Beneath the ocean floor, under hydrothermal vents spewing hot water, a community of animals thrive.
That's according to a study published today in Nature Communications which reports, for the first time, animals living in cavities below the sea floor in the Pacific Ocean off the coast of Central and South America.
The team behind the find originally set out to undertake another experiment when they made the discovery, according to one of the researchers, Sabine Gollner from the Royal Netherlands Institute for Sea Research.
"We could not believe our eyes."
They saw giant tubeworms (Riftia pachyptila), each up to half a metre long, as well as snails and other types of worms dwelling in cavities formed by sheets of cooling lava 2,500 metres below sea level.
"We immediately knew that we made an important discovery," Dr Gollner said.
Life under a hydrothermal vent
Hydrothermal vents form at the boundary of two tectonic plates, deep in the ocean. Water is heated to scalding temperatures by magma below the surface and shoots out of fissures in the sea floor into the cold water above.
This mineral-filled hot water cools and deposits material around the vents, producing volcano-like tubes.
While the vents themselves can be extremely hot, the environment around a hydrothermal vent isn't quite as extreme — creatures living near the vents can expect temperatures of around 20 degrees Celsius.
But, with no light making its way to these depths, the animals living there have developed amazing abilities to produce energy by other means.
One of the weirdest is the the giant tubeworm. These red and white creatures congregate in bunches, and while they can move about when they are larvae, they root themselves to one spot as adults.
They also have no stomach or digestive system, and require an infection from bacteria to produce their energy.

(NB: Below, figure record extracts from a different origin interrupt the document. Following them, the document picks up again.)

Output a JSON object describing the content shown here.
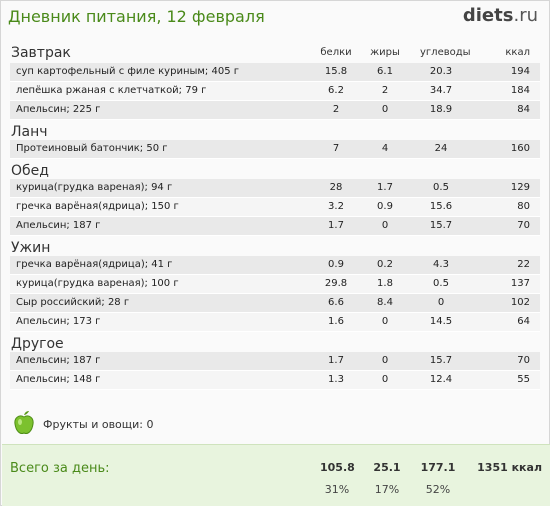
{
  "header": {
    "title": "Дневник питания, 12 февраля",
    "logo_main": "diets",
    "logo_tld": ".ru"
  },
  "columns": {
    "protein": "белки",
    "fat": "жиры",
    "carbs": "углеводы",
    "kcal": "ккал"
  },
  "sections": [
    {
      "title": "Завтрак",
      "items": [
        {
          "name": "суп картофельный с филе куриным; 405 г",
          "protein": "15.8",
          "fat": "6.1",
          "carbs": "20.3",
          "kcal": "194"
        },
        {
          "name": "лепёшка ржаная с клетчаткой; 79 г",
          "protein": "6.2",
          "fat": "2",
          "carbs": "34.7",
          "kcal": "184"
        },
        {
          "name": "Апельсин; 225 г",
          "protein": "2",
          "fat": "0",
          "carbs": "18.9",
          "kcal": "84"
        }
      ]
    },
    {
      "title": "Ланч",
      "items": [
        {
          "name": "Протеиновый батончик; 50 г",
          "protein": "7",
          "fat": "4",
          "carbs": "24",
          "kcal": "160"
        }
      ]
    },
    {
      "title": "Обед",
      "items": [
        {
          "name": "курица(грудка вареная); 94 г",
          "protein": "28",
          "fat": "1.7",
          "carbs": "0.5",
          "kcal": "129"
        },
        {
          "name": "гречка варёная(ядрица); 150 г",
          "protein": "3.2",
          "fat": "0.9",
          "carbs": "15.6",
          "kcal": "80"
        },
        {
          "name": "Апельсин; 187 г",
          "protein": "1.7",
          "fat": "0",
          "carbs": "15.7",
          "kcal": "70"
        }
      ]
    },
    {
      "title": "Ужин",
      "items": [
        {
          "name": "гречка варёная(ядрица); 41 г",
          "protein": "0.9",
          "fat": "0.2",
          "carbs": "4.3",
          "kcal": "22"
        },
        {
          "name": "курица(грудка вареная); 100 г",
          "protein": "29.8",
          "fat": "1.8",
          "carbs": "0.5",
          "kcal": "137"
        },
        {
          "name": "Сыр российский; 28 г",
          "protein": "6.6",
          "fat": "8.4",
          "carbs": "0",
          "kcal": "102"
        },
        {
          "name": "Апельсин; 173 г",
          "protein": "1.6",
          "fat": "0",
          "carbs": "14.5",
          "kcal": "64"
        }
      ]
    },
    {
      "title": "Другое",
      "items": [
        {
          "name": "Апельсин; 187 г",
          "protein": "1.7",
          "fat": "0",
          "carbs": "15.7",
          "kcal": "70"
        },
        {
          "name": "Апельсин; 148 г",
          "protein": "1.3",
          "fat": "0",
          "carbs": "12.4",
          "kcal": "55"
        }
      ]
    }
  ],
  "fruits": {
    "label": "Фрукты и овощи: 0",
    "icon": "green-apple-icon"
  },
  "total": {
    "label": "Всего за день:",
    "protein": "105.8",
    "fat": "25.1",
    "carbs": "177.1",
    "kcal": "1351 ккал",
    "protein_pct": "31%",
    "fat_pct": "17%",
    "carbs_pct": "52%"
  },
  "colors": {
    "title_green": "#4a8a1a",
    "total_bg": "#e8f4de",
    "row_odd": "#e9e9e9",
    "row_even": "#f5f5f5"
  }
}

"The worm provides the bacteria with chemical energy … so it can live, [while] the bacteria provides food for the host," Dr Gollner said.

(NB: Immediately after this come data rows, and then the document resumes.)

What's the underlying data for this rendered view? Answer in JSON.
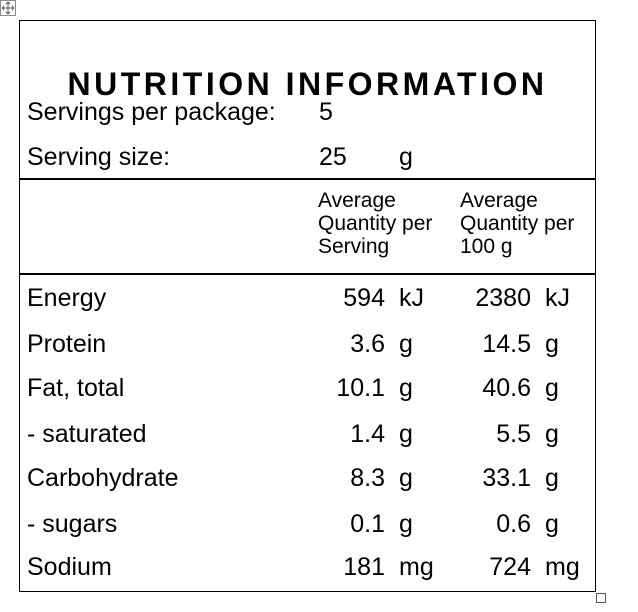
{
  "panel": {
    "title": "NUTRITION INFORMATION",
    "servings_per_package_label": "Servings per package:",
    "servings_per_package_value": "5",
    "serving_size_label": "Serving size:",
    "serving_size_value": "25",
    "serving_size_unit": "g",
    "col_per_serving_header": [
      "Average",
      "Quantity per",
      "Serving"
    ],
    "col_per_100g_header": [
      "Average",
      "Quantity per",
      "100 g"
    ]
  },
  "rows": [
    {
      "name": "Energy",
      "serving": "594",
      "serving_unit": "kJ",
      "per100": "2380",
      "per100_unit": "kJ"
    },
    {
      "name": "Protein",
      "serving": "3.6",
      "serving_unit": "g",
      "per100": "14.5",
      "per100_unit": "g"
    },
    {
      "name": "Fat, total",
      "serving": "10.1",
      "serving_unit": "g",
      "per100": "40.6",
      "per100_unit": "g"
    },
    {
      "name": "- saturated",
      "serving": "1.4",
      "serving_unit": "g",
      "per100": "5.5",
      "per100_unit": "g"
    },
    {
      "name": "Carbohydrate",
      "serving": "8.3",
      "serving_unit": "g",
      "per100": "33.1",
      "per100_unit": "g"
    },
    {
      "name": "- sugars",
      "serving": "0.1",
      "serving_unit": "g",
      "per100": "0.6",
      "per100_unit": "g"
    },
    {
      "name": "Sodium",
      "serving": "181",
      "serving_unit": "mg",
      "per100": "724",
      "per100_unit": "mg"
    }
  ]
}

But while scientists have known that animals lived around the vents, the only life found under the sea floor were microbes — until now.
Hidden life revealed
As lava solidifies on the sea floor around hydrothermal vents, cavities can form between lava flows, similar to floors of a house.
Water can travel through cracks in the sea floor into the cavities, providing cold water for the hydrothermal cycle below.
As part of a research effort to study how tubeworms disperse in the ocean, Dr Gollner and her team used a remote-controlled submersible dubbed "SuBastian" to look for evidence of them in sub-sea-floor cavities.
[youtube]To date, no tubeworm larvae have ever been found in ocean water samples. The researchers thought maybe the larvae dispersed via these sub-surface fluids, so they used SuBastian to crack open the top layer of a lava shelf and gain access to the cavity below.
The submersible took video and samples of what was below the sea floor.
"To our surprise, we found all kinds of hydrothermal vent animals," Dr Gollner said.
The team hypothesised that swirling water from the vent which percolated below the surface might push larvae of giant tubeworms and other creatures into cavities where they settle and take root.
Andrew Fisher, a hydrogeologist at the University of California, Santa Cruz who was not involved with the paper, says scientists have known for a while that large gaps can be present under the surface of the sea floor.
"Where there is space, life often finds a place to take hold," Professor Fisher said.
But he said finding evidence of such life is difficult because it lurks in small spaces and needs just the right conditions.
"That said, I don't think a lot of people have been looking systematically. There were other goals for a lot of vent expeditions, and lots of interesting life at the surface worthy of exploration."
For this study, the researchers could only look at the first layers under the sea floor, but with multiple layers of lava cavities beneath the surface, there may be animals even further down.
"The bigger critters may not be found too much deeper, but really we don't know," Professor Fisher said.
"Smaller, especially mobile creatures could go a lot deeper … as long as they have a source of nutrition."
What about other worlds?
While this is an exciting discovery for Earth, it may also have implications for other water worlds such as Jupiter's moon Europa.
Professor Fisher has undertaken research investigating hydrothermal vents on Europa and Saturn's moon Enceladus, and believes there might be similarities.
"When probes finally land on Europa and burn through the ice to explore the underlying ocean, I would not be surprised if they find hydrothermal flow, but [finding] life is a bigger challenge," he said.
"Earth's sea floor and ocean are connected to the global carbon cycle, which ultimately depends a lot on photosynthesis. Elemental cycling processes on Europa, Enceladus and other bodies are likely to be very different, and it is not clear if conditions would be right for life to develop.
"If they are, it could be very different from on Earth."
Back on Earth, the study's authors are now trying to classify data collected during the expedition, and hope to find microscopic animals that might have been missed on SuBastian's video recording.
"In the future, we would like to explore if this sub-sea-floor habitat also exists in other parts of the ocean, so for example at hydrothermal vents in the Atlantic Ocean," Dr Gollner said.